Namun, dalam studi ini membatasi pengertian santri lebih kepada mereka yang
belajar agama Islam di Pesantren. Di pesantren, santri tidak hanya dituntut untuk belajar
agama Islam, tetapi juga harus menjaga hati dan pikiranya agar terhindar dari
perbuatan yang dilarang oleh agama. Lebih tepatnya, santri harus berbuat baik dan
tunduk pada apa yang diperintahkan oleh kyai sebagai pembimbing hidup mereka.
Di pesantren
Darul 'Ulum, terdapat praktik ritual keagamaan yang dilaksanakan secara
berkala/mingguan oleh Tarekat Qadiriyah Wan Naqsabandiyah. Kegiatan ini
dilaksanakan dalam berbagai ritual keagamaan. Istilah yang digunakan untuk
merujuk kepada kegiatan ini adalah seninan dan kemisan. Kegiatan ini telah dilakukan oleh Tarekat Qadiriyah Wan Naqsabandiyah sejak lama di pesantren ini.
Pengertian Tarekat
Kata tarekat berasal dari bahasa
arab, yang disebut dengan istilah tariqatun
yang berarti jalan. Menurut Madjid sebagaimana dikutip oleh Mahmudi, makna kata
tersebut sama dengan kata syari’atun,
sabilun, sirãtun dan manhajun
(1997:17). Merujuk pada makna “jalan” di atas, tarekat didefinisikan
sebagai jalan menuju kebaikan (syurga).
Tarekat diyakini sebagai jalan yang paling efektif untuk membebaskan
manusia dari belenggu keduniaan. Dalam konteks tersebut, seorang pengamal
tarekat wajib melaksanakan berbagai macam ritual-ritual sebagai cara mendekatkan
diri kepada Allah. Dalam praktiknya, tarekat mengajarkan para pengikutinya
untuk senantiasa manjalankan ritual “dzikir” untuk mengingat Allah. Dengan cara
tersebut, tarekat dapat mensucikan hati manusia dari berbagai macam hal-hal
yang mengotorinya seperti maksiat, dan dosa-dosa lainnya, serta mengisinya
dengan amalan-amalan kebaikan.
Tarekat biasanya
berhubungan dengan tasawuf.
Tasawuf merupakan jalan
hikmah yang di tempuh seorang Muslim yang menghendaki keselamatan dan lindungan
Allah. Dalam pelaksanaannya, secara ketat mengadopsi
prinsip-prinsip Islam yang dijalankan melalui seremonial yang tujuanya adalah
sebagai upaya mencapai kebaikan. Istilah tasawuf
berkembang sejak abad pertama hijriah yang dipelopori oleh Hasan Basri pada
tahun 110 H melalui ajarannya yang dikenal dengan istilah khauf, yaitu mempertebal takut kepada Allah dan qari’ yaitu mengadakan amalan dan
memperbanyak hidup kerohanian (Mamhudi, 1997: 20). Dengan pengertian tersebut,
tasawuf senantiasa mendorong manusia untuk senantiasa mendekatkan diri kepada
Allah dan memperbanyak amalan-amalan untuk memperkuat aspek rohani manusia.

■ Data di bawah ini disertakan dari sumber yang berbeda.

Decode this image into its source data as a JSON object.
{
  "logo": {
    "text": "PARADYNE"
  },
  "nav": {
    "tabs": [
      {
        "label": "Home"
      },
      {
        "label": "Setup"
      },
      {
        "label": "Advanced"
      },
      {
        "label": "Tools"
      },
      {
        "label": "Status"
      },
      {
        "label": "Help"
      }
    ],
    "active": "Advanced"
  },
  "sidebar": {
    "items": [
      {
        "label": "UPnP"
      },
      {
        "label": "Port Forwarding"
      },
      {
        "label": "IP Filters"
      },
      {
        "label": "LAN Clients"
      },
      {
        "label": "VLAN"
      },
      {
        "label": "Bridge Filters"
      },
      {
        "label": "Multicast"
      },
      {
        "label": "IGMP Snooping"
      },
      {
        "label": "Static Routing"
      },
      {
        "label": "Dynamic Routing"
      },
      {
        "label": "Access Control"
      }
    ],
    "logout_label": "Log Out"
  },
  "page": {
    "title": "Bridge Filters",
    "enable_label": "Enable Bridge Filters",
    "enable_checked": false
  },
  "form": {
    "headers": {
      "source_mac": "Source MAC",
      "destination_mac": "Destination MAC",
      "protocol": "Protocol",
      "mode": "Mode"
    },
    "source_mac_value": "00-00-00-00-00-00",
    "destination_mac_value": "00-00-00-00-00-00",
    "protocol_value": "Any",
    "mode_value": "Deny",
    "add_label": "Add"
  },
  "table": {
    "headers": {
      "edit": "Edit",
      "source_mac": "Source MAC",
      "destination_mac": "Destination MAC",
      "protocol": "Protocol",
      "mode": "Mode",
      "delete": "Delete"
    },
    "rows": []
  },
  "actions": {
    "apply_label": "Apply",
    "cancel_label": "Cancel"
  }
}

Ritual seninan dan kamisan: Menempuh
jalan Allah
Tarekat dan
pesantren adalah dua elemen yang menjadi ciri khas tradisi Islam di Jawa.
Hubungan di
antara keduanya sangat kuat di Indonesia di mana pesantren menjadi
tempat pengembangan doktrin kesufian. Dalam konteks kesejarahan, doktrin
kesufian memberikan andil yang tidak bisa dianggap remeh, sebab kehadirannya
memberikan warna tersendiri bagi corak perkembangan Islam di Jawa. Sebagaimana
diuraikan oleh Mahmudi (1997) bahwa dalam proses penyebaran Islam di Indonesia,
tasawuf (sufi) memiliki peran penting dalam mengembangkan Islam sejak permulaan
abad ke 14 Masehi, 15 Masehi, dan berlanjut sampai abad ke 19 Masehi, dan
bahkan pada abad ke 13 Masehi, sejumlah Sufi berhasil mengislamkan sejumlah
penduduk di Jawa. Fakta ini menjadi bukti empiris bahwa keberadaan tarekat dalam perkembangan sejarah Islam
memiliki andil yang signifikan.
Dalam rangka menuju jalan Allah (kebaikan dan syurga), seorang pengamal tarekat wajib melaksanakan berbagai
macam ritual-ritual sebagai cara mendekatkan diri kepada Allah melalui
bimbingan sang guru. Di Pesantren Darul ‘Ulum Jombang, kegiatan-kegiatan
tersebut dilakukan melalui berbagai ritual yang diselenggarakan salah satunya
pada hari senin dan kamis, sehingga ritual Tarekat
Qadiriyah Wan Naqsabandiyah disebut
juga dengan seninan dan kamisan.
Ritual seninan dan kemisan sebagaimana disebutkan di atas, dilaksanakan pada
hari senin dan kamis. Secara literal, seninan berarti melakukan ritual pada
hari Senin dan kamisan berarti kegiatan yang dilakukan pada hari Kamis. Penting
dicatat bahwa alasan mengapa kegiatan ritual ini dijalankan pada senin dan kamis
tidak diketahui. Namun demikian, penting digarisbahawahi bahwa pemilihan
hari senin dan kamis sebagai hari untuk menjalankan aktifitas tarekat Tarekat Qadiriyah Wan Naqsabandiyah lebih menekankan kepada tradisi yang sejak
lama telah dibangun oleh para pendahulu di pesantren Darul Ulum Jombang. Hal
ini sebagaimana
diungkapkan oleh Kyai Khalil, putra Kyai Kholil Dahlan yang merupakan pemimpin
pertama tarekat Qadiriyya Wa
Naqsabandiyya di Darul 'Ulum, beliau mengatakan bahwa pelaksanaan ritual
pada hari Senin dan Kamis adalah untuk menjaga dan mengikuti tradisi para pendahulu
mereka yang menjalankan ritual tersebut pada hari senin dan kamis.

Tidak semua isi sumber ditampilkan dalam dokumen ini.